Blue Ruin, de Jeremy Saulnier

par Lamara Leprêtre-Habib

Sans titre

L’ouverture du film est construite sur un faux tempo : on croit d’abord que l’annonce de laquelle tout part (la libération de l’assassin des parents du personnage principal) et les changements qui s’ensuivent (il interrompt son errance en marge de la société pour venger directement ses parents) seront interrompus une fois qu’il sera face à la réalité de son projet fou. Tout tend à étayer l’idée de son instabilité et de sa fragilité, à commencer par la scène où il voit sa proie sortir de prison. Ses yeux s’emplissent alors de larmes et on s’attend à ce qu’il ne puisse pas redémarrer et reste là, sidéré. Il prend pourtant la voiture de l’ex-prisonnier en chasse jusqu’au restaurant en bord de route où ils s’arrêtent. Dwight, le vengeur, confirme alors son amateurisme lorsque, caché dans les toilettes, prêt à prendre sa proie par surprise, ce qui est sans doute de l’indécision lui fait perdre l’avantage et le pousse à tuer presque contre sa volonté. Faux tempo donc, car au regard des premières minutes et du portrait esquissé du personnage, il n’eût pas été illogique que le film tergiverse davantage autour du meurtre. Au lieu de ça, donc, la mécanique autour de laquelle tout s’articulera se lance rapidement : la vengeance appelant une contre-vengeance, Dwight est en danger et doit se défendre contre toute la famille de sa première victime.

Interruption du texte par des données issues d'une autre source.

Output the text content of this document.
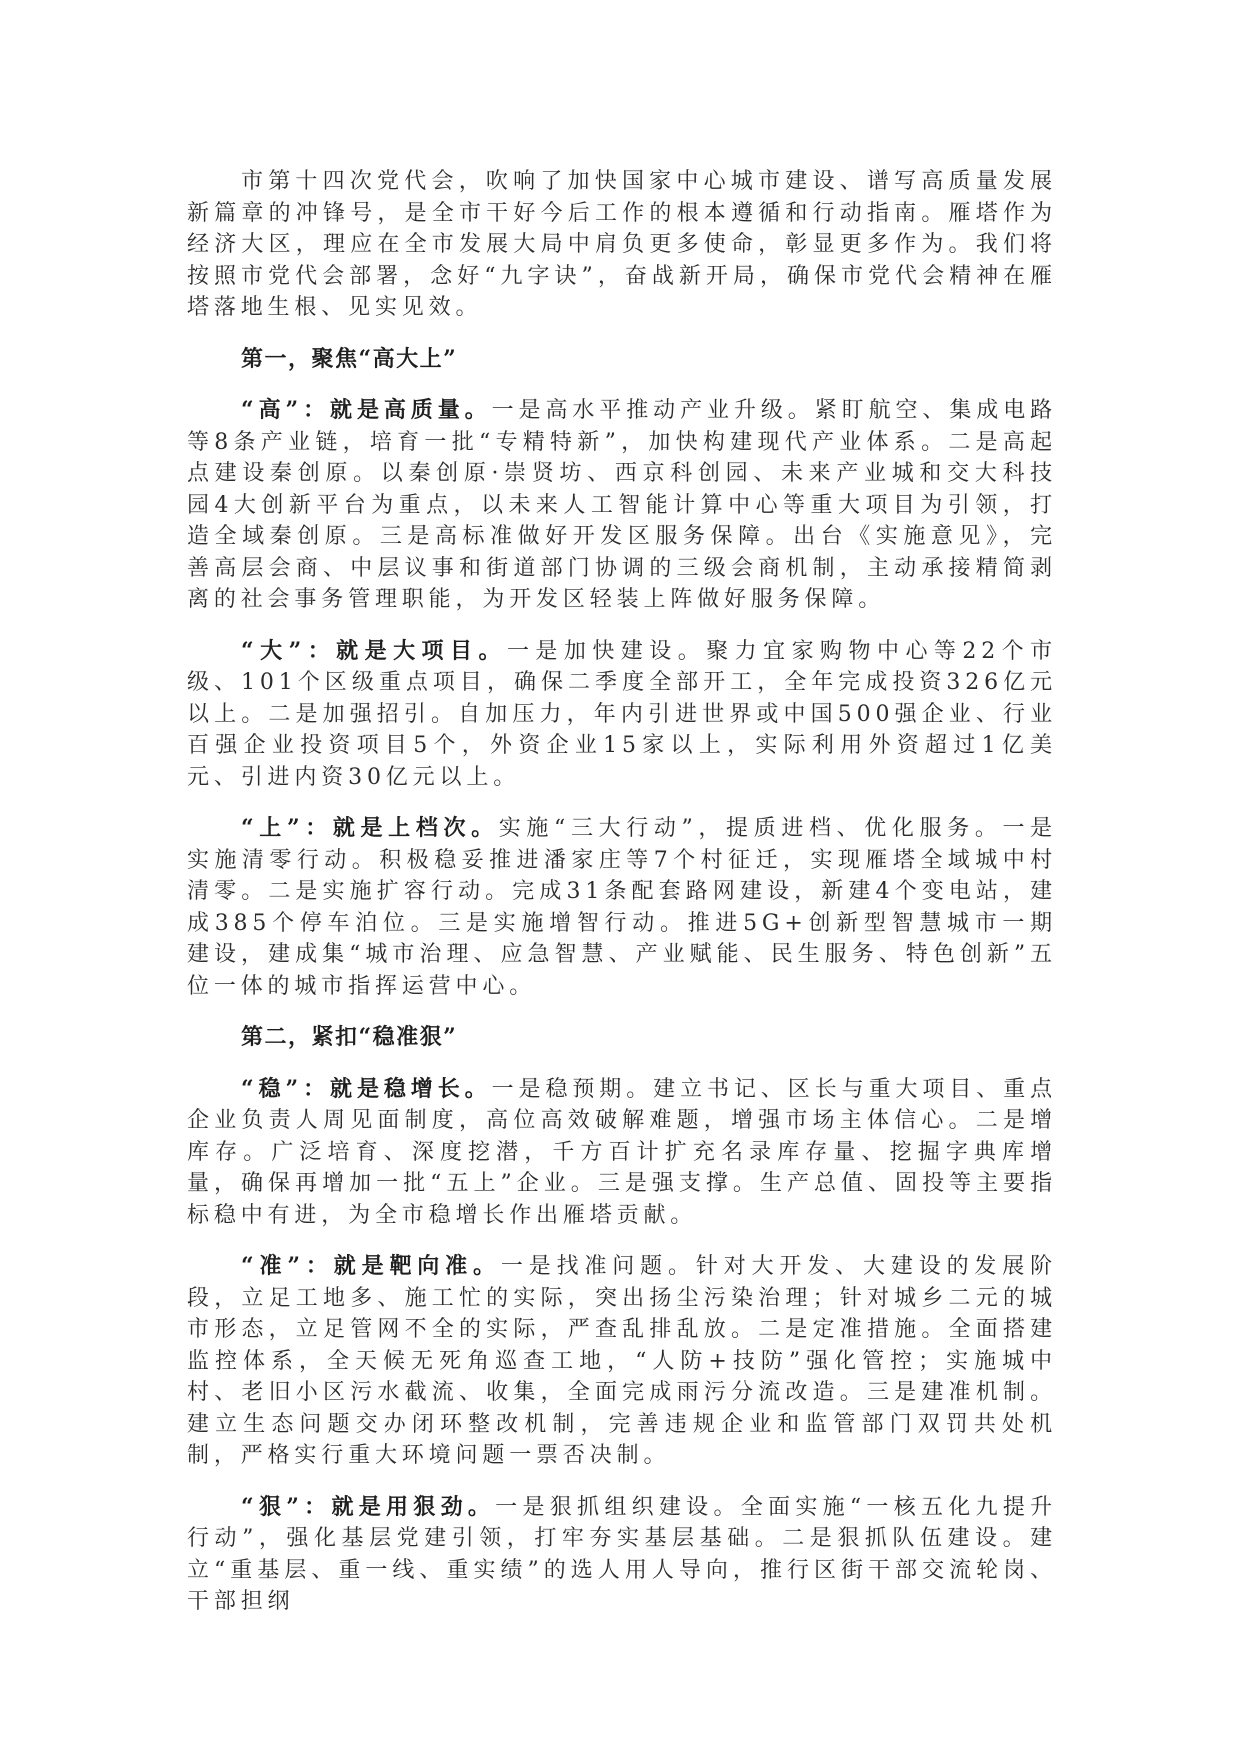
市第十四次党代会，吹响了加快国家中心城市建设、谱写高质量发展新篇章的冲锋号，是全市干好今后工作的根本遵循和行动指南。雁塔作为经济大区，理应在全市发展大局中肩负更多使命，彰显更多作为。我们将按照市党代会部署，念好“九字诀”，奋战新开局，确保市党代会精神在雁塔落地生根、见实见效。

第一，聚焦“高大上”

“高”：就是高质量。一是高水平推动产业升级。紧盯航空、集成电路等8条产业链，培育一批“专精特新”，加快构建现代产业体系。二是高起点建设秦创原。以秦创原·崇贤坊、西京科创园、未来产业城和交大科技园4大创新平台为重点，以未来人工智能计算中心等重大项目为引领，打造全域秦创原。三是高标准做好开发区服务保障。出台《实施意见》，完善高层会商、中层议事和街道部门协调的三级会商机制，主动承接精简剥离的社会事务管理职能，为开发区轻装上阵做好服务保障。

“大”：就是大项目。一是加快建设。聚力宜家购物中心等22个市级、101个区级重点项目，确保二季度全部开工，全年完成投资326亿元以上。二是加强招引。自加压力，年内引进世界或中国500强企业、行业百强企业投资项目5个，外资企业15家以上，实际利用外资超过1亿美元、引进内资30亿元以上。

“上”：就是上档次。实施“三大行动”，提质进档、优化服务。一是实施清零行动。积极稳妥推进潘家庄等7个村征迁，实现雁塔全域城中村清零。二是实施扩容行动。完成31条配套路网建设，新建4个变电站，建成385个停车泊位。三是实施增智行动。推进5G+创新型智慧城市一期建设，建成集“城市治理、应急智慧、产业赋能、民生服务、特色创新”五位一体的城市指挥运营中心。

第二，紧扣“稳准狠”

“稳”：就是稳增长。一是稳预期。建立书记、区长与重大项目、重点企业负责人周见面制度，高位高效破解难题，增强市场主体信心。二是增库存。广泛培育、深度挖潜，千方百计扩充名录库存量、挖掘字典库增量，确保再增加一批“五上”企业。三是强支撑。生产总值、固投等主要指标稳中有进，为全市稳增长作出雁塔贡献。

“准”：就是靶向准。一是找准问题。针对大开发、大建设的发展阶段，立足工地多、施工忙的实际，突出扬尘污染治理；针对城乡二元的城市形态，立足管网不全的实际，严查乱排乱放。二是定准措施。全面搭建监控体系，全天候无死角巡查工地，“人防+技防”强化管控；实施城中村、老旧小区污水截流、收集，全面完成雨污分流改造。三是建准机制。建立生态问题交办闭环整改机制，完善违规企业和监管部门双罚共处机制，严格实行重大环境问题一票否决制。

“狠”：就是用狠劲。一是狠抓组织建设。全面实施“一核五化九提升行动”，强化基层党建引领，打牢夯实基层基础。二是狠抓队伍建设。建立“重基层、重一线、重实绩”的选人用人导向，推行区街干部交流轮岗、干部担纲
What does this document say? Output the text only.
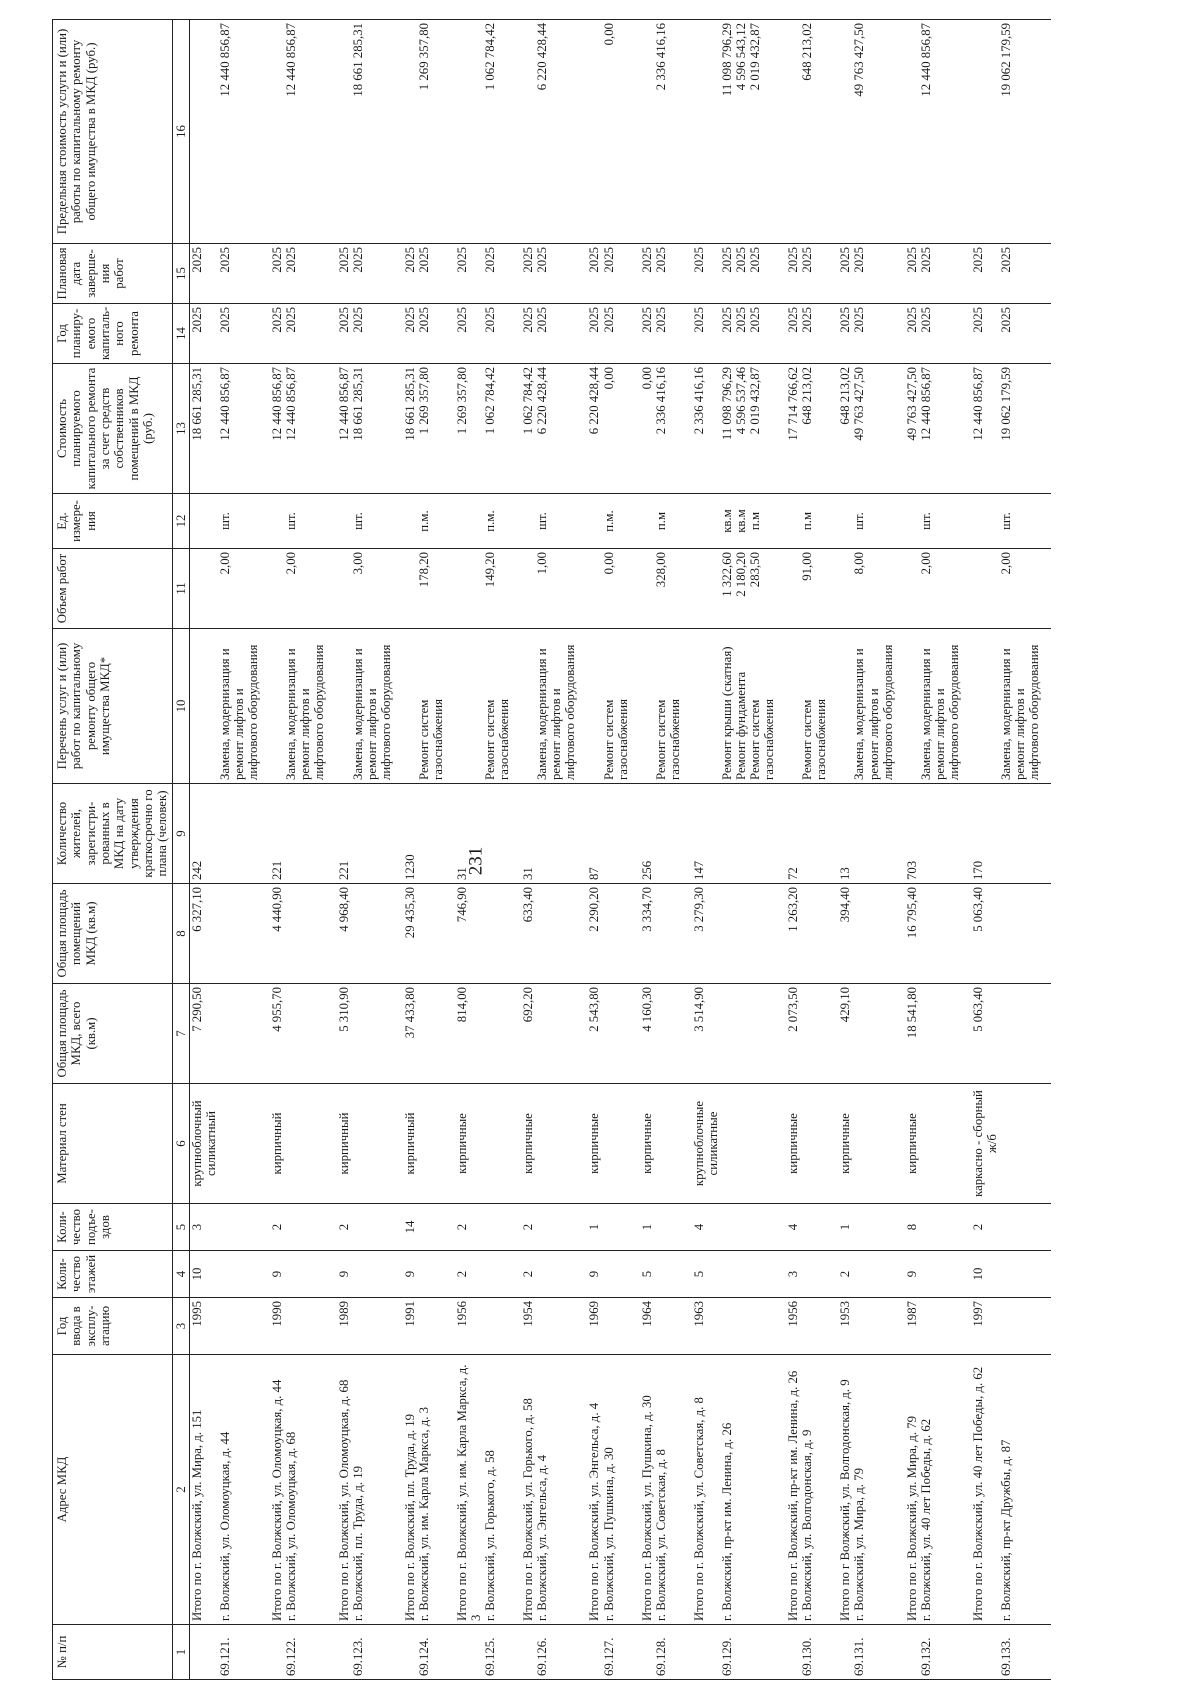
231
№ п/п	Адрес МКД	Год ввода в эксплу-атацию	Коли-чество этажей	Коли-чество подъе-здов	Материал стен	Общая площадь МКД, всего (кв.м)	Общая площадь помещений МКД (кв.м)	Количество жителей, зарегистри-рованных в МКД на дату утверждения краткосрочно го плана (человек)	Перечень услуг и (или) работ по капитальному ремонту общего имущества МКД*	Объем работ	Ед. измере-ния	Стоимость планируемого капитального ремонта за счет средств собственников помещений в МКД (руб.)	Год планиру-емого капиталь-ного ремонта	Плановая дата заверше-ния работ	Предельная стоимость услуги и (или) работы по капитальному ремонту общего имущества в МКД (руб.)
1	2	3	4	5	6	7	8	9	10	11	12	13	14	15	16
	Итого по г. Волжский, ул. Мира, д. 151	1995	10	3	крупноблочный силикатный	7 290,50	6 327,10	242				18 661 285,31	2025	2025	
69.121.	г. Волжский, ул. Оломоуцкая, д. 44								Замена, модернизация и ремонт лифтов и лифтового оборудования	2,00	шт.	12 440 856,87	2025	2025	12 440 856,87

	Итого по г. Волжский, ул. Оломоуцкая, д. 44	1990	9	2	кирпичный	4 955,70	4 440,90	221				12 440 856,87	2025	2025	
69.122.	г. Волжский, ул. Оломоуцкая, д. 68								Замена, модернизация и ремонт лифтов и лифтового оборудования	2,00	шт.	12 440 856,87	2025	2025	12 440 856,87

	Итого по г. Волжский, ул. Оломоуцкая, д. 68	1989	9	2	кирпичный	5 310,90	4 968,40	221				12 440 856,87	2025	2025	
69.123.	г. Волжский, пл. Труда, д. 19								Замена, модернизация и ремонт лифтов и лифтового оборудования	3,00	шт.	18 661 285,31	2025	2025	18 661 285,31

	Итого по г. Волжский, пл. Труда, д. 19	1991	9	14	кирпичный	37 433,80	29 435,30	1230				18 661 285,31	2025	2025	
69.124.	г. Волжский, ул. им. Карла Маркса, д. 3								Ремонт систем газоснабжения	178,20	п.м.	1 269 357,80	2025	2025	1 269 357,80

	Итого по г. Волжский, ул. им. Карла Маркса, д. 3	1956	2	2	кирпичные	814,00	746,90	31				1 269 357,80	2025	2025	
69.125.	г. Волжский, ул. Горького, д. 58								Ремонт систем газоснабжения	149,20	п.м.	1 062 784,42	2025	2025	1 062 784,42

	Итого по г. Волжский, ул. Горького, д. 58	1954	2	2	кирпичные	692,20	633,40	31				1 062 784,42	2025	2025	
69.126.	г. Волжский, ул. Энгельса, д. 4								Замена, модернизация и ремонт лифтов и лифтового оборудования	1,00	шт.	6 220 428,44	2025	2025	6 220 428,44

	Итого по г. Волжский, ул. Энгельса, д. 4	1969	9	1	кирпичные	2 543,80	2 290,20	87				6 220 428,44	2025	2025	
69.127.	г. Волжский, ул. Пушкина, д. 30								Ремонт систем газоснабжения	0,00	п.м.	0,00	2025	2025	0,00

	Итого по г. Волжский, ул. Пушкина, д. 30	1964	5	1	кирпичные	4 160,30	3 334,70	256				0,00	2025	2025	
69.128.	г. Волжский, ул. Советская, д. 8								Ремонт систем газоснабжения	328,00	п.м	2 336 416,16	2025	2025	2 336 416,16

	Итого по г. Волжский, ул. Советская, д. 8	1963	5	4	крупноблочные силикатные	3 514,90	3 279,30	147				2 336 416,16	2025	2025	
69.129.	г. Волжский, пр-кт им. Ленина, д. 26								Ремонт крыши (скатная) Ремонт фундамента Ремонт систем газоснабжения	1 322,60 2 180,20 283,50	кв.м кв.м п.м	11 098 796,29 4 596 537,46 2 019 432,87	2025 2025 2025	2025 2025 2025	11 098 796,29 4 596 543,12 2 019 432,87

	Итого по г. Волжский, пр-кт им. Ленина, д. 26	1956	3	4	кирпичные	2 073,50	1 263,20	72				17 714 766,62	2025	2025	
69.130.	г. Волжский, ул. Волгодонская, д. 9								Ремонт систем газоснабжения	91,00	п.м	648 213,02	2025	2025	648 213,02

	Итого по г Волжский, ул. Волгодонская, д. 9	1953	2	1	кирпичные	429,10	394,40	13				648 213,02	2025	2025	
69.131.	г. Волжский, ул. Мира, д. 79								Замена, модернизация и ремонт лифтов и лифтового оборудования	8,00	шт.	49 763 427,50	2025	2025	49 763 427,50

	Итого по г. Волжский, ул. Мира, д. 79	1987	9	8	кирпичные	18 541,80	16 795,40	703				49 763 427,50	2025	2025	
69.132.	г. Волжский, ул. 40 лет Победы, д. 62								Замена, модернизация и ремонт лифтов и лифтового оборудования	2,00	шт.	12 440 856,87	2025	2025	12 440 856,87

	Итого по г. Волжский, ул. 40 лет Победы, д. 62	1997	10	2	каркасно - сборный ж/б	5 063,40	5 063,40	170				12 440 856,87	2025	2025	
69.133.	г. Волжский, пр-кт Дружбы, д. 87								Замена, модернизация и ремонт лифтов и лифтового оборудования	2,00	шт.	19 062 179,59	2025	2025	19 062 179,59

Que propose le film une fois lancé sur cette voie ?
Une fois rasé et habillé en VRP, le personnage n’a plus du tout le physique habituel de l’emploi et ressemble plus à monsieur Dupont qu’à Ryan Gosling (Drive, Winding Refn, 2011). On s’attend donc assez peu à ce qu’il s’agisse, pendant l’heure restante, de voir comment un corps surmonte une suite de situations périlleuses. Et pourtant, le film donne une large place à cette dimension-là de son intrigue, ne nous épargnant aucune des scènes obligées de ce sous-genre du cinéma d’action qu’est le film de poursuite/vengeance. Ce sont l’auto-opération chirurgicale en trois leçons, la préparation des pièges et le cheminement solitaire du personnage, et le climax avec longue attente dans une chambre et assaut au milieu de la nuit (voir No Country for Old Men, Coen, 2007) . Il le fait d’ailleurs souvent avec un certain brio (les longues minutes sans dialogue où la caméra se contente de suivre le personnage assez sobrement) sans échapper parfois aux passages obligés (les gros plans et le son augmenté au moment de s’extraire une flèche du mollet).

Mais dans toute cette partie, le film ne va guère plus loin que ce déroulé des aventures d’un presque-Monsieur-Tout-le-monde pris dans la spirale de la vengeance. Il n’interroge jamais cette spirale de l’intérieur et liberté nous est laissée de donner ou non à l’intrigue une résonance autre à alignement des faits. On se rappellerait presque Prisoners (Villeneuve, 2013) parfois, sans que les faiblesses n’atteignent le niveau général du film de D.Villeneuve. Là où ce dernier esquivait savamment la question morale (à mon avis incontournable) autour de laquelle tournait le film, on ne peut pas faire le reproche à Jeremy Saulnier d’étouffer dans l’œuf la réflexion dans Blue Ruin. C’est plutôt un problème de rythme qui se pose cette fois puisque l’intrigue, une fois lancée, connaît peu de temps morts et reproduit très régulièrement des pics de suspense qui ne laissent pas d’espace au recul.

Cette absence, qui conduirait en temps normal à dormir, est compensée par un souci constant de beauté visuelle qui, donc, tient éveillé. Je pense par exemple, ils me sont encore en tête, aux plans de la voiture, filmée depuis le dessus de la route, en plongée, qu’on croirait presque échappés de Mulholland Dr. (Lynch, 2001) Je pense aussi, et en général, aux autres plans de demi-ensemble composés comme des tableaux (d’où, peut-être, le choix de l’écran large) à la beauté souvent discrète mais réelle néanmoins.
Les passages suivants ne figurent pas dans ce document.